Confederate general Robert E. Lee’s surrender and Lincoln’s assassination, within days of one another, opened new uncertainties about the future of the country. As in any other period of prolonged and repeated suffering, citizens felt a disorienting mix of dread and anxiety, as well as relief and hope. What was happening, and what would it mean? Millions of Americans held tight to Lincoln’s paternal, religious image (“Father Abraham”) as an anchor of stability.
Whitman closed his poem with Lincoln’s body symbolizing both the hope and dread of the moment:
Exult O shores, and ring O bells!
But I with mournful tread,
Walk the deck my Captain lies,
Fallen cold and dead.
Confederate critics were moved by Lincoln’s death, but in a different way. They did not share the same grief as Whitman in Lincoln’s departure. He was their enemy, not their captain. He was not their president; that was Jefferson Davis. If Lincoln symbolized lost innocence and renewed promise for his followers, he embodied abolitionist degeneracy and Yankee tyranny for his adversaries. His assassination did not temper bitter and vindictive feelings. “Lincoln was a man of low, vulgar instincts,” the Texas Republican reminded its large reading audience shortly after his funeral.
The Union displays of fealty to Lincoln only reinforced the revulsion toward his image in the South. If anything, the public outpouring for the president in the North made him and his followers more threatening to Confederate critics. The Texas Republican condemned Lincoln’s supporters for “exulting over the supposed prostrate condition of the South.” The crowds mourning the president appeared dangerously poised to punish the region his assassin defended.

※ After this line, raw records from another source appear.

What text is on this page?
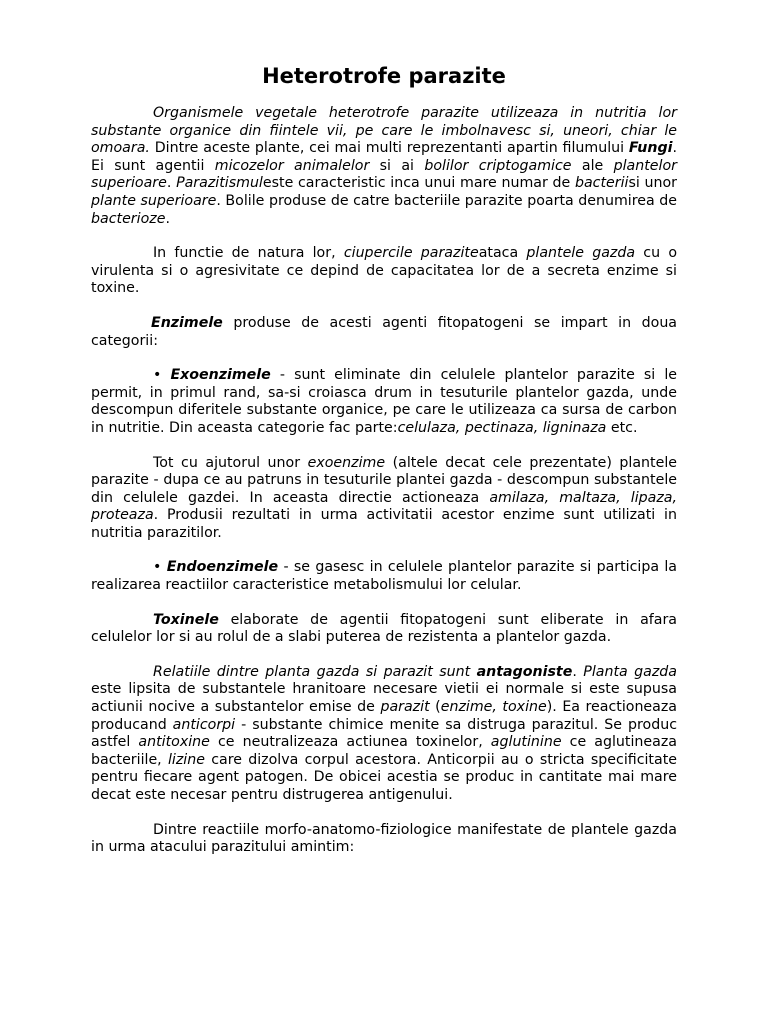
Heterotrofe parazite

Organismele vegetale heterotrofe parazite utilizeaza in nutritia lor substante organice din fiintele vii, pe care le imbolnavesc si, uneori, chiar le omoara. Dintre aceste plante, cei mai multi reprezentanti apartin filumului Fungi. Ei sunt agentii micozelor animalelor si ai bolilor criptogamice ale plantelor superioare. Parazitismuleste caracteristic inca unui mare numar de bacteriisi unor plante superioare. Bolile produse de catre bacteriile parazite poarta denumirea de bacterioze.

In functie de natura lor, ciupercile paraziteataca plantele gazda cu o virulenta si o agresivitate ce depind de capacitatea lor de a secreta enzime si toxine.

Enzimele produse de acesti agenti fitopatogeni se impart in doua categorii:

• Exoenzimele - sunt eliminate din celulele plantelor parazite si le permit, in primul rand, sa-si croiasca drum in tesuturile plantelor gazda, unde descompun diferitele substante organice, pe care le utilizeaza ca sursa de carbon in nutritie. Din aceasta categorie fac parte:celulaza, pectinaza, ligninaza etc.

Tot cu ajutorul unor exoenzime (altele decat cele prezentate) plantele parazite - dupa ce au patruns in tesuturile plantei gazda - descompun substantele din celulele gazdei. In aceasta directie actioneaza amilaza, maltaza, lipaza, proteaza. Produsii rezultati in urma activitatii acestor enzime sunt utilizati in nutritia parazitilor.

• Endoenzimele - se gasesc in celulele plantelor parazite si participa la realizarea reactiilor caracteristice metabolismului lor celular.

Toxinele elaborate de agentii fitopatogeni sunt eliberate in afara celulelor lor si au rolul de a slabi puterea de rezistenta a plantelor gazda.

Relatiile dintre planta gazda si parazit sunt antagoniste. Planta gazda este lipsita de substantele hranitoare necesare vietii ei normale si este supusa actiunii nocive a substantelor emise de parazit (enzime, toxine). Ea reactioneaza producand anticorpi - substante chimice menite sa distruga parazitul. Se produc astfel antitoxine ce neutralizeaza actiunea toxinelor, aglutinine ce aglutineaza bacteriile, lizine care dizolva corpul acestora. Anticorpii au o stricta specificitate pentru fiecare agent patogen. De obicei acestia se produc in cantitate mai mare decat este necesar pentru distrugerea antigenului.

Dintre reactiile morfo-anatomo-fiziologice manifestate de plantele gazda in urma atacului parazitului amintim:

Lincoln’s inclusive democratic vision appeared more popular, and threatening, to opponents than ever. Expressions of sympathy for Lincoln, therefore, became highly dangerous political acts in the former Confederacy. One newspaper in the capital of South Carolina, burned during Union occupation, warned that Lincoln’s death could create a “pretext,” “eagerly seized upon by thousands at the North, to whom the sudden suspension of hostilities is a serious loss.”